Sherm Lollar caught 1571 games in the majors beginning in 1946 with the team that signed him out of Pittburg State in Kansas, the Cleveland Indians. Add in more than 400 minor league games, any number of collegiate, exhibition, World Series (he played in two) and All Star games (he made 7 AL teams) and you have a guy who did a whole lot of squatting in his career.
And it was a very good if under-appreciated career. After his 26 game trial with the Indians in '46 he was traded to the Yanks. After two seasons during which he rarely got off the bench he was dealt to the St. Louis Browns where he blossomed into a first time All Star in 1950.
But it wasn't until a 1952 trade to Chicago's South Side that Lollar became a more consistent player and by the end of the decade he had collected three Gold Gloves, landed in the Top Ten in MVP voting twice and made the All Star squad six times in a span of seven years.
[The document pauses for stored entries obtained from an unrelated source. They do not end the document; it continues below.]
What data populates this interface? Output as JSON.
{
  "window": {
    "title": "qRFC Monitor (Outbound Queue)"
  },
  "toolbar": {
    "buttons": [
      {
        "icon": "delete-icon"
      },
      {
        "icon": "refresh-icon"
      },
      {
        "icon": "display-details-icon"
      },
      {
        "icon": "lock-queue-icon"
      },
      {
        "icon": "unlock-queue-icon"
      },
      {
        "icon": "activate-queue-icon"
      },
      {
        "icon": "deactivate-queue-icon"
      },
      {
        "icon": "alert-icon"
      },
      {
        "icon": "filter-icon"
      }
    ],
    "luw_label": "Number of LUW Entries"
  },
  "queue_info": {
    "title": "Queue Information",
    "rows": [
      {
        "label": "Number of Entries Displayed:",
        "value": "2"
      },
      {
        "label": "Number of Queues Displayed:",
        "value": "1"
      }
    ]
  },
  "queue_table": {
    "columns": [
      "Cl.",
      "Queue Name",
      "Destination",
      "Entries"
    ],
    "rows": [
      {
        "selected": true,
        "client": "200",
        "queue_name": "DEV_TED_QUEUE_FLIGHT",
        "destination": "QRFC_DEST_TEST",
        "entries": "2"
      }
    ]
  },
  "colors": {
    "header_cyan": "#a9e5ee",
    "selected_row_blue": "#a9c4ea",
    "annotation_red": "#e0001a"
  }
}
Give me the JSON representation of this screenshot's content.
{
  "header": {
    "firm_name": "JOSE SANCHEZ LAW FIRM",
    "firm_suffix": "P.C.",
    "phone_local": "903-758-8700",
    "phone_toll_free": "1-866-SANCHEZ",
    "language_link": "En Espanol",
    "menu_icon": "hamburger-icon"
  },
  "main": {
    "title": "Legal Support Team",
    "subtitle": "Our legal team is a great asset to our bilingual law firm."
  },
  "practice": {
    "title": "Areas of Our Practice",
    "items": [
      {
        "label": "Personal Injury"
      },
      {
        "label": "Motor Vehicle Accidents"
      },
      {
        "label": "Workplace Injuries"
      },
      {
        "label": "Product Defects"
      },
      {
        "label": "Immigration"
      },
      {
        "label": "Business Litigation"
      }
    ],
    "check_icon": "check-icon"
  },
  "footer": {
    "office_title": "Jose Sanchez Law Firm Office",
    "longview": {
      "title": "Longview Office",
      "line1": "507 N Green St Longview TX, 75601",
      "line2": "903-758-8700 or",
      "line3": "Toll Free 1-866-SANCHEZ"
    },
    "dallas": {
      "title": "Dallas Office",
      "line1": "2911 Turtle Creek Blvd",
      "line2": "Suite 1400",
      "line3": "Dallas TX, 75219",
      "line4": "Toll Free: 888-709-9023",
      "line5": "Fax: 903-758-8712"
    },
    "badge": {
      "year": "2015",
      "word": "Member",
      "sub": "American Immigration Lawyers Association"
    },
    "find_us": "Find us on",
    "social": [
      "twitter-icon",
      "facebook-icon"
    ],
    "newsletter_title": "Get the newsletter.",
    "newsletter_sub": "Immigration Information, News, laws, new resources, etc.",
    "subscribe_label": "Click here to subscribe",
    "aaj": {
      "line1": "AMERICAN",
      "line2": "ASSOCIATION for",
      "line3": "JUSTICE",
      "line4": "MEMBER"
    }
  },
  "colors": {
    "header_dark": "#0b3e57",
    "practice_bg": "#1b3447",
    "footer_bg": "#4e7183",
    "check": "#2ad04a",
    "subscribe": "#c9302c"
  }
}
With the 'Go Go Sox' of 1959 Lollar hit 24 homers (he had 22 in '58) and drove in 84 runs for the second year in a row.
A homer and 5 RBI against the Dodgers in the Series that season wasn't enough to help the White Sox become champs but Lollar had already earned a ring with the '47 Yankees. In that Series he went three for four with a pair of doubles as the Bombers defeated the Dodgers.
Lollar's playing time decreased as the '50s turned into the '60s and after the 1963 season he retired to coach in the majors and manage in the minors.
That makes it two red White Sox cards in a row. This one was also shot at Yankee Stadium (I know that scoreboard silhouette). Seems to me that Sherm is looking up at my Dad and me perched in our usual spot above and just to the left of home plate. He's smiling because he knows that I will be, as always, rooting against the Yanks. My Dad would laugh about that but I think is secretly pissed him off.
I believe, but can't substantiate,  that my first game at Yankee Stadium was in 1958. I KNOW it was a against that White Sox so maybe he really is looking up at us. Oh, Lollar may not get much love by later generations, but at least one writer thought a lot of him.